TerraTrikes entry-level Rover has been an unmitigated success. It’s sold in huge numbers and has brought a lot of new riders into the recumbent trike segment. It’s also proven to be a very adaptable design that has spawned several rather major modifications. The most major of these is TerraTrike’s $899 tandem attachement. I got a chance to try one of these out with my son recently. We didn’t ride it long enough for a full on review, but I thought I’d share what we learned here.
At first glance, the Rover tandem looks like… well… a Rover tandem. The tandem kit retains the same square tube, industrial look of the single. I don’t think that anyone will ever call it pretty but it works. I didn’t have a scale handy but when we moved the Tandem around I found that it didn’t feel nearly as heavy as I expected it to be.
My stoker was my 12 year old son. He’s about 5’2” and around 90 pounds. I’m 5’11” and about 200 lbs. We both fit on the Rover Tandem just fine with plenty of room for adjustment either way.
Once we got suited up and rolling, my son and I both quickly realized that this is not a very fast trike. That said, I can honestly say that I’ve never really been on a tandem trike that I would qualify as “fast”. On the upside, we did notice that the handling was very good and the turning circle is phenomenally tight. The Rover Tandem can easily do a u-turn in spaces tighter than most single trikes can.
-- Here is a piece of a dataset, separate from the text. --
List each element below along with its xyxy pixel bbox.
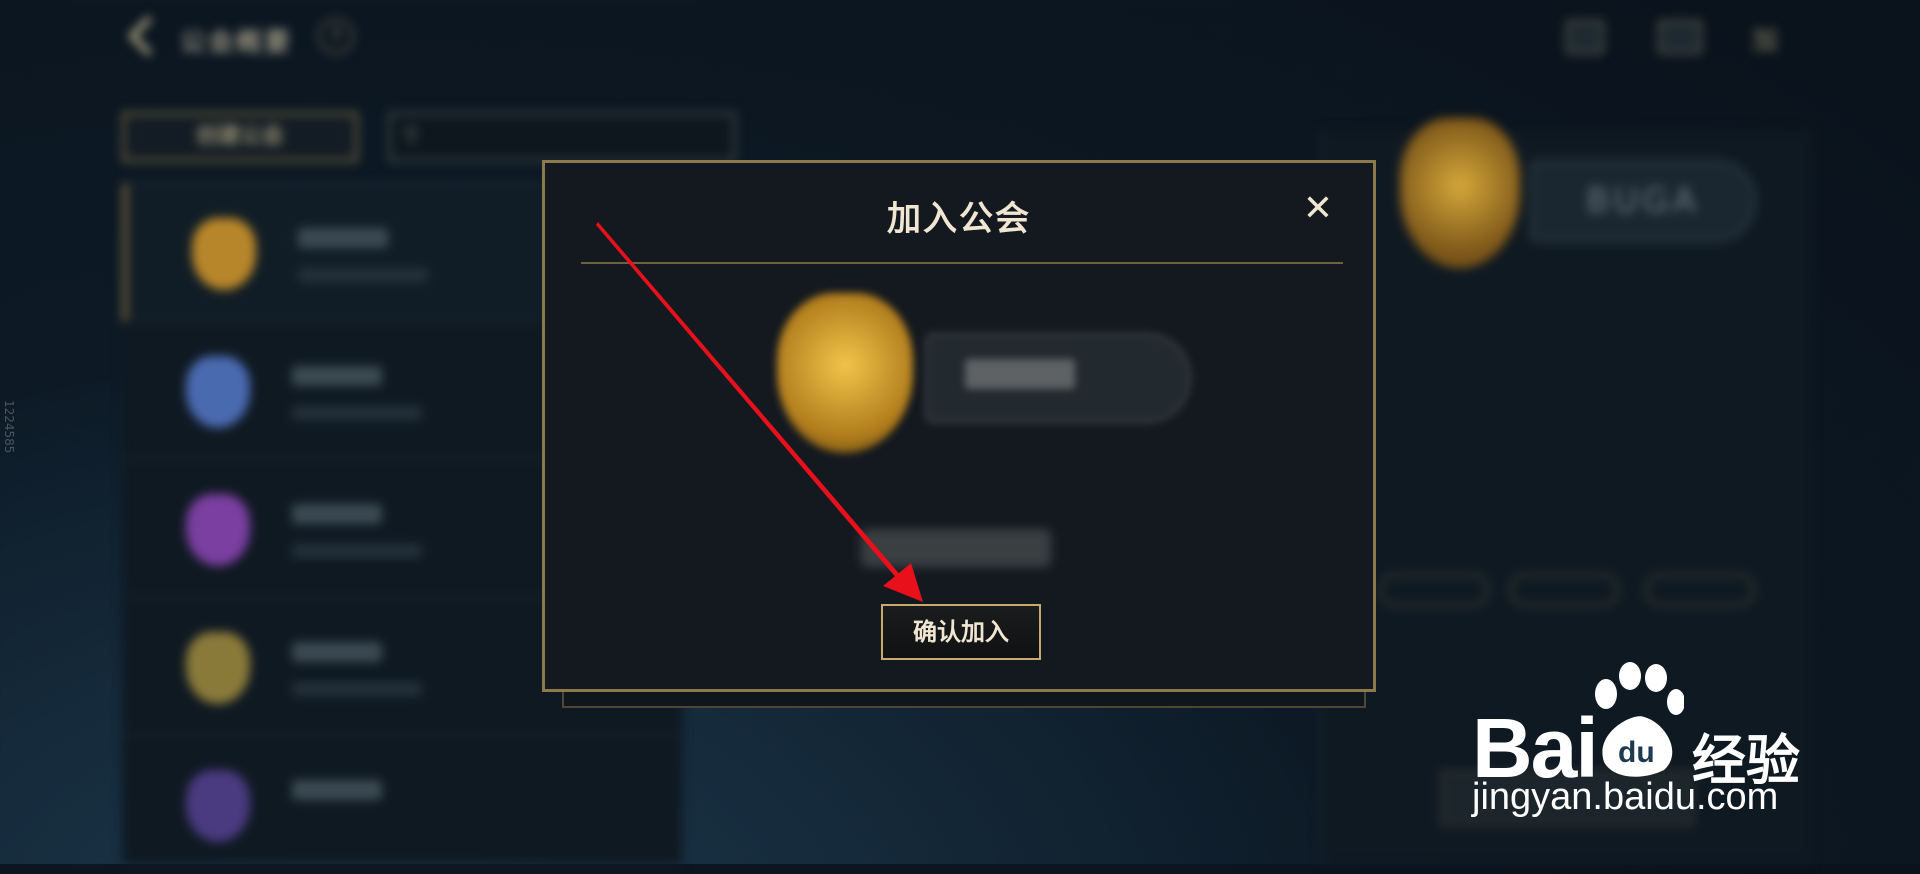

The stock 8-speed drivetrain is fine on a single Rover but you’ll be looking for a lot more gears if you plan on horsing a heavy tandem up and down any real hills. That said, Parker and I did get the Rover Tandem up to the top of a rather large one. Going back down was the highlight of our Rover Tandem test ride.
The GPS read a max speed of 42.1 mph. I can say that the Rover Tandem handled just fine at that speed. It wasn’t as rock solid as a Greenspeed GTT but it was more than adequate. However, when it came time to stop at the bottom one glaring fault became apparent. The Rover’s stock brakes are simply not up to this sort of abuse. They work great on the single but they barely got the Rover stopped in time. We survived but larger rotors would be a very good choice for this trike.
And of course the biggest selling point of the Rover Tandem other than its price is that it can be added to an existing Rover and that same trike can be converted back into a single. This isn’t a quick process but it can easily be done in an afternoon.
Despite the flaws, it’s pretty hard not to give the Rover Tandem a thumbs up with a few caveats. If you’re looking for a cheaper tandem to ride on flatter bike paths on a Sunday afternoon, it’s impossible not to recommend the Rover Tandem. Ditto if you have a special needs rider in mind. The Rover’s square tubing makes it very easy to modify for that purpose. Just know that if you have any serious riding in mind, you’ll want to upgrade the drivetrain and brakes. Which is fine really… You can sink a grand into upgrades and still have a tandem trike that costs $1600 less than the next least expensive option. And by the way… That $4600 tandem is also a TerraTrike.